Des témoignages mis en musique
Le musicien Hugo Blouin s’inspire de la commission Charbonneau
Non, l’ex-maire de Montréal Gérald Tremblay et l’entrepreneur Joe Borsellino ne se sont pas lancés dans une carrière en musique. Pourtant, leurs noms figurent bel et bien aux crédits des pièces de Charbonneau ou Les valeurs à’ bonne place, un album jazz composé à partir des témoignages et d’écoutes électroniques entendus dans le cadre de la commission Charbonneau.
Ce projet pour le moins insolite, on le doit au compositeur et contrebassiste Hugo Blouin, membre du groupe MAZ et du trio Jonathan Turgeon.
Fasciné par la « musique » que l’on retrouve dans le monde en général (il a déjà composé du free jazz avec des chants d’oiseaux et de la musique traditionnelle avec le son de moteurs de bateaux), l’artiste a eu une révélation peu après le début des audiences, en 2012.
« Le premier extrait qui m’a donné envie de faire de la musique avec ça, c’est l’appel d’intimidation qui a été fait par un présumé mafieux à un entrepreneur de Québec parce qu’il serait allé faire de la céramique à Montréal », a-t-il expliqué, en entrevue.
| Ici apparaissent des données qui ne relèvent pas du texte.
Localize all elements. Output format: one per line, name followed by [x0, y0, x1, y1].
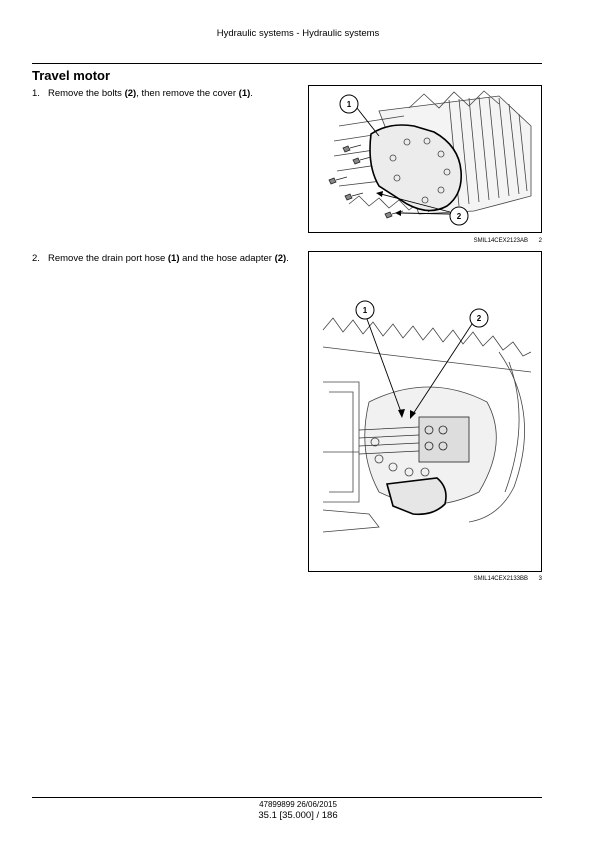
callout-circle [449, 206, 469, 226]
step-text: Remove the drain port hose (1) and the h… [48, 253, 289, 264]
footer-rule [32, 797, 542, 798]
header-rule [32, 63, 542, 64]
figure-code: SMIL14CEX2133BB [473, 576, 528, 582]
step-number: 2. [32, 253, 40, 264]
callout-circle [469, 308, 489, 328]
footer-page-number: 35.1 [35.000] / 186 [258, 810, 338, 821]
step-2: 2. Remove the drain port hose (1) and th… [32, 253, 294, 265]
travel-motor-cover-illustration: 1 2 [328, 90, 532, 226]
callout-label: 1 [347, 100, 352, 109]
drain-port-hose-illustration: 1 2 [322, 300, 532, 533]
figure-code: SMIL14CEX2123AB [473, 238, 528, 244]
figure-travel-motor-cover: 1 2 [308, 85, 542, 233]
running-header: Hydraulic systems - Hydraulic systems [216, 28, 380, 39]
figure-number: 3 [538, 576, 542, 582]
step-number: 1. [32, 88, 40, 99]
callout-label: 2 [477, 314, 482, 323]
figure-number: 2 [538, 238, 542, 244]
step-text: Remove the bolts (2), then remove the co… [48, 88, 253, 99]
step-1: 1. Remove the bolts (2), then remove the… [32, 88, 294, 100]
section-title: Travel motor [32, 68, 111, 83]
footer-document-id: 47899899 26/06/2015 [259, 800, 337, 809]
callout-label: 1 [363, 306, 368, 315]
figure-drain-port-hose: 1 2 [308, 251, 542, 572]
callout-circle [339, 94, 359, 114]
callout-label: 2 [457, 212, 462, 221]
callout-circle [355, 300, 375, 320]
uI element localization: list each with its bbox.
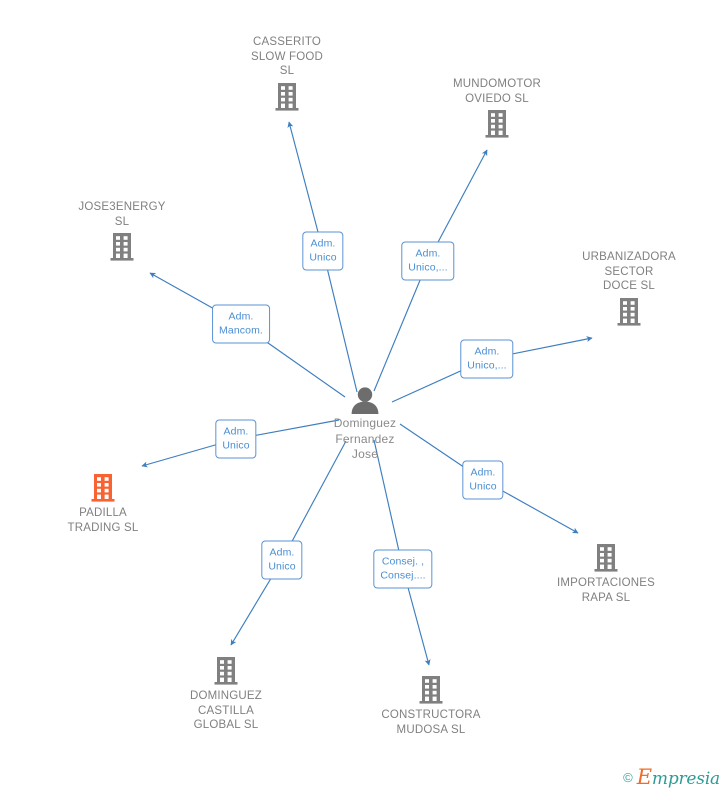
brand-initial: E [636, 765, 652, 789]
edge-label-casserito[interactable]: Adm. Unico [302, 231, 344, 271]
edge-label-padilla[interactable]: Adm. Unico [215, 419, 257, 459]
node-constructora-mudosa[interactable]: CONSTRUCTORA MUDOSA SL [351, 674, 511, 737]
edge-segment [373, 260, 429, 392]
building-icon [549, 296, 709, 328]
node-importaciones-rapa[interactable]: IMPORTACIONES RAPA SL [526, 542, 686, 605]
edge-label-mundomotor[interactable]: Adm. Unico,... [401, 241, 455, 281]
building-icon [351, 674, 511, 706]
empresia-watermark: © Empresia [623, 765, 720, 789]
node-dominguez-castilla[interactable]: DOMINGUEZ CASTILLA GLOBAL SL [146, 655, 306, 733]
node-label: MUNDOMOTOR OVIEDO SL [452, 78, 542, 105]
person-icon [285, 387, 445, 415]
edge-segment [322, 250, 358, 393]
node-jose3energy[interactable]: JOSE3ENERGY SL [42, 200, 202, 263]
copyright-icon: © [623, 769, 633, 785]
edge-label-dominguez-castilla[interactable]: Adm. Unico [261, 540, 303, 580]
node-padilla-trading[interactable]: PADILLA TRADING SL [23, 472, 183, 535]
node-label: JOSE3ENERGY SL [78, 201, 166, 228]
node-label: CONSTRUCTORA MUDOSA SL [381, 709, 481, 736]
edge-label-jose3energy[interactable]: Adm. Mancom. [212, 304, 270, 344]
node-urbanizadora[interactable]: URBANIZADORA SECTOR DOCE SL [549, 250, 709, 328]
edge-label-constructora[interactable]: Consej. , Consej.... [373, 549, 433, 589]
building-icon [417, 108, 577, 140]
node-label: Dominguez Fernandez Jose [333, 416, 397, 461]
building-icon [207, 81, 367, 113]
node-label: URBANIZADORA SECTOR DOCE SL [582, 251, 676, 292]
node-casserito[interactable]: CASSERITO SLOW FOOD SL [207, 35, 367, 113]
node-label: DOMINGUEZ CASTILLA GLOBAL SL [189, 690, 263, 731]
building-icon [526, 542, 686, 574]
brand-rest: mpresia [651, 769, 720, 789]
edge-label-importaciones[interactable]: Adm. Unico [462, 460, 504, 500]
edge-label-urbanizadora[interactable]: Adm. Unico,... [460, 339, 514, 379]
building-icon [42, 231, 202, 263]
node-label: IMPORTACIONES RAPA SL [556, 577, 656, 604]
building-icon [146, 655, 306, 687]
node-center-person[interactable]: Dominguez Fernandez Jose [285, 387, 445, 463]
building-icon-highlighted [23, 472, 183, 504]
brand-wordmark: Empresia [637, 765, 720, 789]
node-label: PADILLA TRADING SL [67, 507, 139, 534]
node-mundomotor[interactable]: MUNDOMOTOR OVIEDO SL [417, 77, 577, 140]
node-label: CASSERITO SLOW FOOD SL [250, 36, 324, 77]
« Quand j’ai entendu ça, je me suis dit que ça n’avait pas d’allure. Je me disais : nous sommes dans Omertà. Mais non, c’était bel et bien la vraie vie. C’était plus grand que nature. Il fallait que je m’en mêle. »
LONGUE HALEINE
Le musicien a travaillé durant quatre ans sur les neuf pièces que le public pourra se procurer à compter de demain, dans leur version électronique. Parmi elles, on compte le premier extrait de l’album, Does it mean bateau ?, mais aussi Le winibago, Des valeurs d’entraide et Everything is truqué.
« J’ai écouté des bouts de tous les principaux témoins. Je m’intéressais à ceux qui sonnaient bien et à ceux qui disaient des choses intéressantes. Je me suis beaucoup intéressé à Gérald Tremblay, qui revient dans plusieurs chansons », a-t-il souligné.
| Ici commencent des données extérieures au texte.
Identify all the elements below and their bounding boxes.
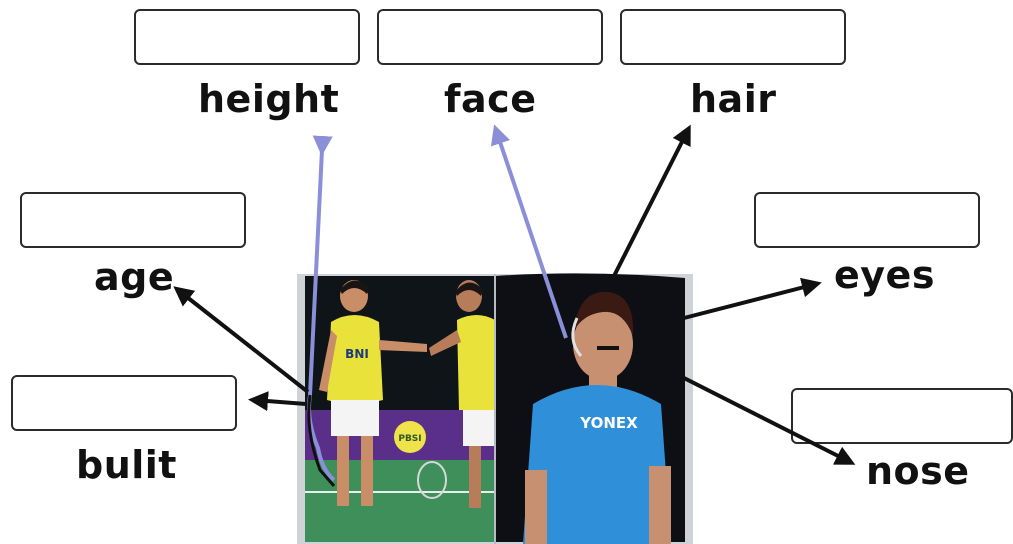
jersey-text: BNI [345,347,369,361]
answer-box-age[interactable] [20,192,246,248]
label-height: height [198,77,340,121]
label-eyes: eyes [834,253,935,297]
answer-box-hair[interactable] [620,9,846,65]
answer-box-face[interactable] [377,9,603,65]
label-age: age [94,255,175,299]
court-floor [305,460,495,542]
arrow-hair [612,124,691,277]
player-right [417,280,495,508]
left-photo: PBSI BNI [305,276,495,542]
label-bulit: bulit [76,443,177,487]
label-hair: hair [690,77,777,121]
pbsi-logo [394,421,426,453]
answer-box-height[interactable] [134,9,360,65]
answer-box-eyes[interactable] [754,192,980,248]
answer-box-bulit[interactable] [11,375,237,431]
answer-box-nose[interactable] [791,388,1013,444]
shirt-text: YONEX [579,414,638,432]
racket [417,461,447,499]
arrow-eyes [683,277,822,320]
label-face: face [444,77,537,121]
right-photo: YONEX [495,273,685,544]
banner-text: PBSI [398,434,421,444]
label-nose: nose [866,449,970,493]
athlete-photo-book: PBSI BNI [297,273,693,544]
Interprétées par six musiciens et deux chanteuses, les pièces du disque se veulent drôles et loufoques, même si elles ont été créées dans le cadre d’une démarche artistique des plus sérieuse.
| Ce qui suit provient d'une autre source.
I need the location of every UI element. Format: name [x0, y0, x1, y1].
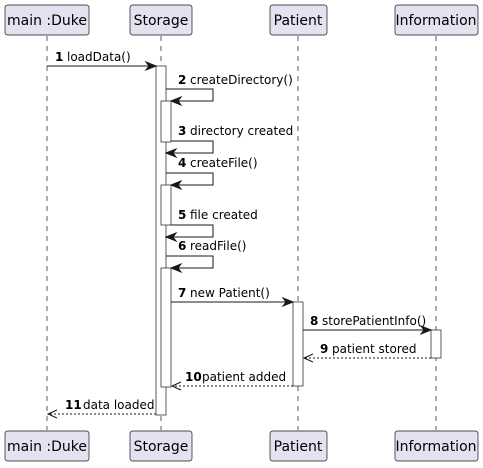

« Rire, c’est vraiment sérieux. Oui, j’adore cette musique-là, je me suis investi dans ces compositions, mais l’art a plusieurs rôles et l’un d’eux, c’est de s’approprier des choses. Selon moi, il n’y avait pas de raison qu’on ne fasse pas d’art à partir de la commission Charbonneau. »
PERTINENT
Bien que le rapport de la commission Charbonneau ait été déposé il y a plus de deux ans, le musicien ne considère pas qu’il soit trop tard pour revenir sur le sujet. Il a même assez de matériel pour enregistrer un deuxième album.
« C’est sûr que ça aurait été fabuleux de profiter du timing de la remise du rapport, mais je crois que le sujet est encore pertinent [...] On parle encore du Faubourg Contrecoeur, de Nathalie Normandeau. Je pense même que c’est plus facile d’en rire, maintenant que c’est passé. »
Nous autres on a déposé un prix/ Le prix est truqué/ All I’m saying is that/i was truqué, everything there is truqué/le prix est truqué » – Everything is truqué, témoignage de G. Borsellino J’me rappelle’ pas, mais je’l savais pas/je pense que la température est une chose importante/j’ai un blanc d’mémoire, là/je consomme des calmants » – Does it mean bateau ?, témoignages de J. Boulet, G. Borselino, N. Milloto, G. Surprenant et G. Tremblay.
L’album sera accessible à compter de demain sur la page Bandcamp du projet( les valeurs a bonne place. bandcamp.com). Un lancement avec prestation aura lieu le même jour à la Sala Rossa, dès 18 h.